Rethink your ending:
- If the villain returns, make it cost your protagonist. Did resurrection take time, a sacrifice, or new moral compromise?
- Escalate the stakes each round. A repeat threat should be transformed, not reset. Maybe the villain comes back weaker, angrier, or armed with new intelligence.
- Build lasting impact. Show how the world or hero is changed—physically, psychologically, or structurally—by each encounter.
- Let the threat echo your theme. If resurrection is part of the story’s DNA, highlight what it means for the larger world.
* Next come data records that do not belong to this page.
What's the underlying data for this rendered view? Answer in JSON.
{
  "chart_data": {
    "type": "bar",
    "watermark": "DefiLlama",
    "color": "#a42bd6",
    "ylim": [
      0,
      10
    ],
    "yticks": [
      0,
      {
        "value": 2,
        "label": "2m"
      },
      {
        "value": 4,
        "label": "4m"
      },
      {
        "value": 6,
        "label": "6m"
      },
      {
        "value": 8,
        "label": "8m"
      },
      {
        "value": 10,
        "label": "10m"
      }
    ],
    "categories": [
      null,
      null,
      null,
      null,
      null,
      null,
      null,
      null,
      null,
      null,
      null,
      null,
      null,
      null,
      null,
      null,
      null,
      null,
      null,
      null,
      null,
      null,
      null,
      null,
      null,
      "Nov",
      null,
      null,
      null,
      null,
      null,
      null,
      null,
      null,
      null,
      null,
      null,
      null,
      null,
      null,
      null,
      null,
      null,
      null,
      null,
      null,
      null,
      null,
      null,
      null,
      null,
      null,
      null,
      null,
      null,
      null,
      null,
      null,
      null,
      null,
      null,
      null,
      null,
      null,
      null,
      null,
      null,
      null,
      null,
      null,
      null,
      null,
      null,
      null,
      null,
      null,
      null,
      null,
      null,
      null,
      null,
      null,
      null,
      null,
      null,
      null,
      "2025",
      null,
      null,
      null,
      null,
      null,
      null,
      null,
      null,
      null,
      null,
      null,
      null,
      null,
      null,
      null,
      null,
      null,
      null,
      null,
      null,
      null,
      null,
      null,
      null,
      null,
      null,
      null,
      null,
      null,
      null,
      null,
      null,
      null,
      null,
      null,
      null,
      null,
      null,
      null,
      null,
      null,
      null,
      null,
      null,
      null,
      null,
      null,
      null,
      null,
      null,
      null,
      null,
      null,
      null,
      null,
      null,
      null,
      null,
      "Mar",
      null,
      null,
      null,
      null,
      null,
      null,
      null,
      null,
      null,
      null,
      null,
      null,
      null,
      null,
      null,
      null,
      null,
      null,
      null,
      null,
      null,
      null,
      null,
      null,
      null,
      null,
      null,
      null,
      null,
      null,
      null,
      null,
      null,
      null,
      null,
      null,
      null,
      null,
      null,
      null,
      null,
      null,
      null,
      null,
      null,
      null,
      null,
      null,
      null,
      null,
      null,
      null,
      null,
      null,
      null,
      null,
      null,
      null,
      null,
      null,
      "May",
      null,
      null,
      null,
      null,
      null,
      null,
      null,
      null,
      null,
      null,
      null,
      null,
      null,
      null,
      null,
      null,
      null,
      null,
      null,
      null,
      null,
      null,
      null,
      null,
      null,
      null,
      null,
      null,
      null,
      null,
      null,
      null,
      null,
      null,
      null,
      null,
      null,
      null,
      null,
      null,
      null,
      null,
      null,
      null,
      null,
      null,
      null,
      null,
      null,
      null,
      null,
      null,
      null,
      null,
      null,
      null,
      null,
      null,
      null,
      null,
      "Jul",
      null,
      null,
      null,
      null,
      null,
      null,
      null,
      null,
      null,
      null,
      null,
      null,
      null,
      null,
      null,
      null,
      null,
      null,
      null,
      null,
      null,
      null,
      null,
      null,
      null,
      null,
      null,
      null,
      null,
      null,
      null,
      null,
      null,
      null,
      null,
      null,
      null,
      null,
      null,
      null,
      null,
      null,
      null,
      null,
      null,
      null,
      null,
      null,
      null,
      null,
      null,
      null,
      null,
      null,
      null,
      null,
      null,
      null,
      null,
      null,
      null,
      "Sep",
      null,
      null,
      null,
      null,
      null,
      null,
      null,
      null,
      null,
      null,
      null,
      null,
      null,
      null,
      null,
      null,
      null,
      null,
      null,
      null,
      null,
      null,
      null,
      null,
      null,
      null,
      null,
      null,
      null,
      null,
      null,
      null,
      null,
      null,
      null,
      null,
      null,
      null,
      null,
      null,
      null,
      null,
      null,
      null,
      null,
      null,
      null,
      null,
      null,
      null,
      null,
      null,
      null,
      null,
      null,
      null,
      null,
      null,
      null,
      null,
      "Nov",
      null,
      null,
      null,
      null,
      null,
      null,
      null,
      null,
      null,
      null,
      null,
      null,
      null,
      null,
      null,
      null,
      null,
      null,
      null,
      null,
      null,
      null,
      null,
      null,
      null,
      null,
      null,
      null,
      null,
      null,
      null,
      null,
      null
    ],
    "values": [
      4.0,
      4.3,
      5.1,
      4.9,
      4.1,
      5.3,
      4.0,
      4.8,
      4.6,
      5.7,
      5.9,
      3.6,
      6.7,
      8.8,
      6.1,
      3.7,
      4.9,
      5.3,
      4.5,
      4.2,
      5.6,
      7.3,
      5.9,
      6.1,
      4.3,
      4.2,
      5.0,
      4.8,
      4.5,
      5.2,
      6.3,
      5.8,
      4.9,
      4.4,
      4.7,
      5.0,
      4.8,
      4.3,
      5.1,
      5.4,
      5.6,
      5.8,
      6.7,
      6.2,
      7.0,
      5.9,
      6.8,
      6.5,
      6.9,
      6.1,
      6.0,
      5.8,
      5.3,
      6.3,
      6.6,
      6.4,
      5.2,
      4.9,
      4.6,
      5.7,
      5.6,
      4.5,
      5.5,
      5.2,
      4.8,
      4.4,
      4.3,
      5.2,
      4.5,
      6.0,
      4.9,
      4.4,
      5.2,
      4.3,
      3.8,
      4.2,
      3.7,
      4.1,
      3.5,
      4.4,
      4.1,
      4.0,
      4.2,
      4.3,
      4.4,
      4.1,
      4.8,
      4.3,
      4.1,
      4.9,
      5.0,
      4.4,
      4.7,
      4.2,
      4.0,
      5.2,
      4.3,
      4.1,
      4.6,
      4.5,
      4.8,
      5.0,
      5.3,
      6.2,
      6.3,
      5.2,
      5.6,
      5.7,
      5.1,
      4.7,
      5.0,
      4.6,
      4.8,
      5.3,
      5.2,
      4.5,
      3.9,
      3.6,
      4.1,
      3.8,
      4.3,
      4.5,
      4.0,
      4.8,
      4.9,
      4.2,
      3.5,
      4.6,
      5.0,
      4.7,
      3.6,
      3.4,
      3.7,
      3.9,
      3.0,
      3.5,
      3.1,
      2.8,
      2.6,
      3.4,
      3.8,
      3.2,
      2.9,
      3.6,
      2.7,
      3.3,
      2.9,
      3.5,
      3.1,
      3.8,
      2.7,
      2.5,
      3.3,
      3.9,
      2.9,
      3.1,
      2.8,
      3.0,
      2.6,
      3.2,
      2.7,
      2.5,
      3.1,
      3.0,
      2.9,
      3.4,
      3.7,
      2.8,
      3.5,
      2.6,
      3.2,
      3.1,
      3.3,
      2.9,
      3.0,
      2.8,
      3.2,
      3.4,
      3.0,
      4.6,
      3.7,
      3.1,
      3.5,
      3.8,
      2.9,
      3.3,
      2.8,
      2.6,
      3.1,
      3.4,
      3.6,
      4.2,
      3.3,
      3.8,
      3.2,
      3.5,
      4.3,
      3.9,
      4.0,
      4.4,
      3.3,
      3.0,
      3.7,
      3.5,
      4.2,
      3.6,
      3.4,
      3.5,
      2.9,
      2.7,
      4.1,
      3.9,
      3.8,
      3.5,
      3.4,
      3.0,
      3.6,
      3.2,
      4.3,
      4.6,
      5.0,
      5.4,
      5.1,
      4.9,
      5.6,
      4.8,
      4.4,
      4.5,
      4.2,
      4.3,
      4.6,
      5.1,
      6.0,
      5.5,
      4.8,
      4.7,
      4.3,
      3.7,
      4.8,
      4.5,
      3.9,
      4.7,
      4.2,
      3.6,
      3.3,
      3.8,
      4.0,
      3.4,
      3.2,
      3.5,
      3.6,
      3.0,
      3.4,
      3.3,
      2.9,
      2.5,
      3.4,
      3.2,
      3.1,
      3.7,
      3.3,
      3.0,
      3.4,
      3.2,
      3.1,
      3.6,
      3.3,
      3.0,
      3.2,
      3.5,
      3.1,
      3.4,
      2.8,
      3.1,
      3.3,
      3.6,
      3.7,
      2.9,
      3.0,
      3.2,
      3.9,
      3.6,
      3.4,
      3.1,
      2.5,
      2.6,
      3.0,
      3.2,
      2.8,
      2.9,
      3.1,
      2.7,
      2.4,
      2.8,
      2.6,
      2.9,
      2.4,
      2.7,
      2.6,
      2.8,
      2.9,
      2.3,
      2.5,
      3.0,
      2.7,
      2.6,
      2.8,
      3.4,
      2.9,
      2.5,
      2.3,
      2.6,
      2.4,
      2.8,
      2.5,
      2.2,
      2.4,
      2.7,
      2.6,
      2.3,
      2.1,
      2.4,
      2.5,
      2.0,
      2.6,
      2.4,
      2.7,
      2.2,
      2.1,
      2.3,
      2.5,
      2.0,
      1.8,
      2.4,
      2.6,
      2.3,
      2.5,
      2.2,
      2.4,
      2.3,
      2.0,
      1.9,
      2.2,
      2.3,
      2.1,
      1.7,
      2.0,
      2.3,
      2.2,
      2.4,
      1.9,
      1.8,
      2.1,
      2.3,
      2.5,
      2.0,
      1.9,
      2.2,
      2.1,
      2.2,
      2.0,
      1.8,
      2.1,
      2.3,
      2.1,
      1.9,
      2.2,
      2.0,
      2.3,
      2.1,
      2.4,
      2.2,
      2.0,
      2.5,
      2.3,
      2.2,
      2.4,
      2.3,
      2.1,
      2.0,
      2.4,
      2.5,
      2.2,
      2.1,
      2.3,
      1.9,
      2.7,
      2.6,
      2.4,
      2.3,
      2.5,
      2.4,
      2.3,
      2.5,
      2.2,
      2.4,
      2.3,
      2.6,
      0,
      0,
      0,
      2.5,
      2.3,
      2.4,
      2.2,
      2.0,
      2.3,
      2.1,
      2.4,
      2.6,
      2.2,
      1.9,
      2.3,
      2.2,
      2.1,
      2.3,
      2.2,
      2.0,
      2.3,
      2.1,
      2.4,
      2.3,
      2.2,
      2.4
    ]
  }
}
Does facing the same evil twice shape your protagonist’s ethics or fate?
Scripts where victories and losses carry weight always rise to the top of the coverage pile.
Professional Practices for Cliche-Proofing Your Spec Script
At Greenlight Coverage, we’ve reviewed thousands of scripts. Our team knows instantly when a draft falls back on familiar patterns. You want readers buzzing about your originality and mastery, not your reliance on tropes.
Our Proven Approach:
- Cliche Audit: Scrutinize every intro, reveal, and action beat. Use a keyword list—alarm, dream, explosion, monologue, undead—and identify lazy moments fast.
- Specificity Audit: Ask if your language, events, or settings could happen anywhere or only in your story. Use details unique to your world or voice.
- Consequence Audit: Track impact. Did every twist and scene alter a character’s path? If not, revise or cut.
Tools to Level Up Fast
- Use AI to spot repeated short phrases or generic beats—but finish with human judgment about tone and world.
- Peer feedback catches missing stakes or character agency. Test, tweak, repeat.
- Keep genre-specific cliche lists for each script you write—hone your original voice draft by draft.
Coverage readers reward scripts that push specificity and consequence in every scene.
Action Steps for Your Next Draft
- Swap in one unique moment for every known cliche in your script.
- Break exposition into clues or physical discoveries.
- Add a price for every earned victory.
Make these audits part of your workflow, and you’ll start seeing scripts pass coverage faster, with more actionable notes and stronger interest from industry pros.
Conclusion
Cliches are a fast track to the “pass” pile. If you want your spec script to be remembered—and greenlit—focus on detail, consequence, and true character insight. Upend conventions. Start scenes where the story burns brightest.
Every choice counts. Trust your craft, challenge the easy route, and take your script to the next level with every draft.